After Dad died he received numerous glowing tributes many of them referencing his exceptional erudition and articulateness. These generous remembrances warmed my heart. They also spoke to the power of his eloquent voice to cut to the heart of the matter and for Dad, the heart of the matter, always came down to honoring and protecting the rights of each precious individual.
Finally, despite the suffering of his early life, Dad was always a man of profound optimism and hope for the future. Whenever I faced personal setbacks or a much more consequential crisis in the life of our country he would say “Don’t worry Darling, we are just bending a windy corner of history and right around this corner will be bright blue skies and wonderful possibilities”.

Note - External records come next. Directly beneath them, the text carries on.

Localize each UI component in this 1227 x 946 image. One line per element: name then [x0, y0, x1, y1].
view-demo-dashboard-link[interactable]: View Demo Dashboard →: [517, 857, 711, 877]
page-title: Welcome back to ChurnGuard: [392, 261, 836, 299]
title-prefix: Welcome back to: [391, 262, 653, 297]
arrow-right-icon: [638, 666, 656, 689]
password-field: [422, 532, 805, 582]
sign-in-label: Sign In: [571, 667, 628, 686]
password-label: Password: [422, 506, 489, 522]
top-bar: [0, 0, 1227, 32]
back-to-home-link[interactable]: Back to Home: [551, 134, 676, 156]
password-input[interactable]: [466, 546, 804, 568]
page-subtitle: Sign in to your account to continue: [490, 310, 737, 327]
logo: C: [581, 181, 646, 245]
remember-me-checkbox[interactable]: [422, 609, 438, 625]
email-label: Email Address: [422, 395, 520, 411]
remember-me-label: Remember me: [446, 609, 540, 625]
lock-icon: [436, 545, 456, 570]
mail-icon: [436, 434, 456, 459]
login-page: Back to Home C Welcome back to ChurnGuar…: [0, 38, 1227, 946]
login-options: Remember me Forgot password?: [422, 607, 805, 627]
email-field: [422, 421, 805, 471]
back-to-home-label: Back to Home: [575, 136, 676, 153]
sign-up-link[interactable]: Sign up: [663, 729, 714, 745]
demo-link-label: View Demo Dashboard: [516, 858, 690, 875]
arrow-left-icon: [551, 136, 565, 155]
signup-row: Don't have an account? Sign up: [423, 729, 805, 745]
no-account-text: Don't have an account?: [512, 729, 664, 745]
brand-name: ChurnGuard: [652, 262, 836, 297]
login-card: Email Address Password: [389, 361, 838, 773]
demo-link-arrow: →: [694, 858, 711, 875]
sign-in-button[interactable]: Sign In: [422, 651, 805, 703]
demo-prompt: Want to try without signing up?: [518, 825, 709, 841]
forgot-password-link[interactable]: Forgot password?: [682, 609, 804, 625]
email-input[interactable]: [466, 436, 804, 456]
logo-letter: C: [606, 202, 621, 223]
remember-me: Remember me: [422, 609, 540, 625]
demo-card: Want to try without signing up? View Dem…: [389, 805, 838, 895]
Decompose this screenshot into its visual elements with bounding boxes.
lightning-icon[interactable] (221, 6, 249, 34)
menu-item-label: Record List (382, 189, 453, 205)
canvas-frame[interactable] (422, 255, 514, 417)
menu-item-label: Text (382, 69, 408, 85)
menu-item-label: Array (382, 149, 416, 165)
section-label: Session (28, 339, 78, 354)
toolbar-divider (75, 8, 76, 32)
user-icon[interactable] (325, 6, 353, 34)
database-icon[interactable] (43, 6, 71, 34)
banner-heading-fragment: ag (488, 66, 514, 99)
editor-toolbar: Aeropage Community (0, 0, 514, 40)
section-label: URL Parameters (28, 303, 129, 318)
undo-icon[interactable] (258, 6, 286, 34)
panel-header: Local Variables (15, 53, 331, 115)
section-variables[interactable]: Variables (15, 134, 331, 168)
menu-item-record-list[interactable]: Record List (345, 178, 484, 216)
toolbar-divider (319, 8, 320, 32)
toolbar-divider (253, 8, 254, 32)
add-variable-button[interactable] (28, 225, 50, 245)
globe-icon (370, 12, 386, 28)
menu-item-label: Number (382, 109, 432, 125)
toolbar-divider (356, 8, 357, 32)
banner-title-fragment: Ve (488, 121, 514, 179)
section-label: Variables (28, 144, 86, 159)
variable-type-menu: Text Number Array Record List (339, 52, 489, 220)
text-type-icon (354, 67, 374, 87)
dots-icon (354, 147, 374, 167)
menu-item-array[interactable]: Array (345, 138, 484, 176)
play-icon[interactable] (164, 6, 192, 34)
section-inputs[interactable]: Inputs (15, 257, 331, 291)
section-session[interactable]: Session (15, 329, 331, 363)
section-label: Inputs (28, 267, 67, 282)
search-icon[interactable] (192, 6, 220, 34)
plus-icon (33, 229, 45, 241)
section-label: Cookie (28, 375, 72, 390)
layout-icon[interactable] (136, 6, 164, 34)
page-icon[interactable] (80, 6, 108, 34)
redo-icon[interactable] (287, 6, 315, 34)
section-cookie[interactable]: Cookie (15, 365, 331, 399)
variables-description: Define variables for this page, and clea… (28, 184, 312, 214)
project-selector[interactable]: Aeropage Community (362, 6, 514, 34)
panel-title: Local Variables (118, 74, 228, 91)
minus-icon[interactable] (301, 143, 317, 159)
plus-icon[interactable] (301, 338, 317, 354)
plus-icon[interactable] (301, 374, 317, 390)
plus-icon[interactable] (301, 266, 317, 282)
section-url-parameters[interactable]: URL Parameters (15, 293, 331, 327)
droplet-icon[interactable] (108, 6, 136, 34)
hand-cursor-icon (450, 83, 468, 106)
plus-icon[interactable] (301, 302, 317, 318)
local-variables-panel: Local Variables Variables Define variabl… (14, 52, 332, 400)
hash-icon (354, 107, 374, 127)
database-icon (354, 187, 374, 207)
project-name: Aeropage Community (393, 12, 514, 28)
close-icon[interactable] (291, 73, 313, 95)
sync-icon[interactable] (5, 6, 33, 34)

When I was young the family joke was that Dad and I were actually twins- we both had rather unruly mops of blonde curls, the same bright blue eyes and very similar noses and smiles. As time has gone on, as daughters tend to do, I have come to look more like my beautiful mother—something for which I am very grateful. But I still cherish the idea that I am my father’s twin. I know I will never be able to equal his brilliance or his courage; his eloquence or the sheer force of his extraordinary personality, but so much of who he was still lives in me. He inspires me every day to remember the concentric circles of duty and love, to be my brother and sister’s keeper, to be a guardian of our fragile civilization and the rights it protects and to embrace the future with optimism and joy. These are precious gifts he has given me and I will forever be a grateful daughter.